Henrich Heine was perhaps the most famous and beloved poet in all of German history. He was Jewish and lived in the 1800s. “Die Lorelei” is a very famous German poem that he wrote. All the schoolchildren learn it, and it’s even been put to music by Liszt. When the Nazis came to power they wanted to eradicate it. But “Die Lorelei” was so much a part of German culture they couldn’t bear to do it. So what they did instead was they attributed it to “Anonymous.” So the German Hitler youth would sing “Die Lorelei,” and here it is written by a Jew!
In October, at the Brooklyn Historical Society, your stories were set to music by the composer Ben Moore and were made into a musical and theatrical performance. How did that come about?
There was a young woman at Scribner—a publicist—who was also a very serious French horn player. When she read the book, she said she had such a visceral, emotional reaction that it went to the same part of her soul that her music comes from. She said she felt that this book should be put to music. Everyone said, “Well, great idea, but, what planet do you live on? We’re a publishing company!” But the head of publicity there is this visionary woman who’s open to anything, and she said, “That’s a great idea, let’s think about it.” People thought she was nuts. But then I said, “You know, one of my best friends is a magnificent composer. Let me sit with him, and we’ll talk about it.” And we did. He agreed straight away. He’s a Catholic boy—he has nothing Jewish in him at all. But we’ve been friends for a very long time, and we’ve been through a lot together, and although we’re very, very different people, artistically we’re kind of brother and sister.
He got off the subway one day, and the opening overture of the melody just came to him. It was very exciting. He called me straight away and he came to my house and played it. I was just…crying, because he had taken the emotions and somehow turned them into music. So then I wrote a twenty-page document where I broke down every element of each story. I explained the textures and undertones—what are the battles, what are the struggles, where is the hope, where is the despair. It was sort of an instruction manual for creating music that would express those nuances. He took that and turned it into a full-length piece of chamber music. It’s a forty-minute work for piano, clarinet, and violin.

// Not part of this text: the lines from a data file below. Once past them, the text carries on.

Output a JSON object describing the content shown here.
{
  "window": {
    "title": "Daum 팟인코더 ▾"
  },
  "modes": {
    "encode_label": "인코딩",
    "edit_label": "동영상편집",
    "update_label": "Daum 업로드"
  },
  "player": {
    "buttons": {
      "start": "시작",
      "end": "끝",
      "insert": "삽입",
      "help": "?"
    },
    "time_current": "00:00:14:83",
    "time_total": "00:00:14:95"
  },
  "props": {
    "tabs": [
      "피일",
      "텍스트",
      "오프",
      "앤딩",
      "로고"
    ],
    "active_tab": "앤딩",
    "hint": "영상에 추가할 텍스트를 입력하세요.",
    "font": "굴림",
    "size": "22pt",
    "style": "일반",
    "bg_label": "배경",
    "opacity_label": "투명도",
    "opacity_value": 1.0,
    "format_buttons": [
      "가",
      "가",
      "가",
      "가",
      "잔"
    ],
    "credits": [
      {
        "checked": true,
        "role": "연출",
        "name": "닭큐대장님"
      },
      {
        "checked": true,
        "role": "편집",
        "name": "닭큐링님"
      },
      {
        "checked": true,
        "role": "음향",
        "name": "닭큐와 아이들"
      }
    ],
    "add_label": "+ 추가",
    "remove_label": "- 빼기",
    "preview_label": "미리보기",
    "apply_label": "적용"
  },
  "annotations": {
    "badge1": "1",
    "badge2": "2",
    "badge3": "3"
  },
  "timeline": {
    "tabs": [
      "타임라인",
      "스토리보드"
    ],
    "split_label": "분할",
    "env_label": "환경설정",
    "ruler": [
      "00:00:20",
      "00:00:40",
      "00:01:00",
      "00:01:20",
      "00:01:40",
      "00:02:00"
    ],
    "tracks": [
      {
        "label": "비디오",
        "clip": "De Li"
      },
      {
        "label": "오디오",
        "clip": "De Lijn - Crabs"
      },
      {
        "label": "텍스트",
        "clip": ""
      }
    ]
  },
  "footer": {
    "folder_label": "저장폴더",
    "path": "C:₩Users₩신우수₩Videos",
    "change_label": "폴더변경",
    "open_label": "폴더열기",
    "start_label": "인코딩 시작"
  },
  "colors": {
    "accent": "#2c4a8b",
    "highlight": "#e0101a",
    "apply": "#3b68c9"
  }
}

Then we worked with this director, Jimmy Bohr, who selected monologues from the stories to be performed by an actress named Andrea Masters. It was extraordinary. The music interweaves with the monologues. It was very carefully orchestrated. We spent six months working on it. It was pure devotion to art—there was no money involved; no one got paid. It was just for the sheer love and belief in the project and the love of the work.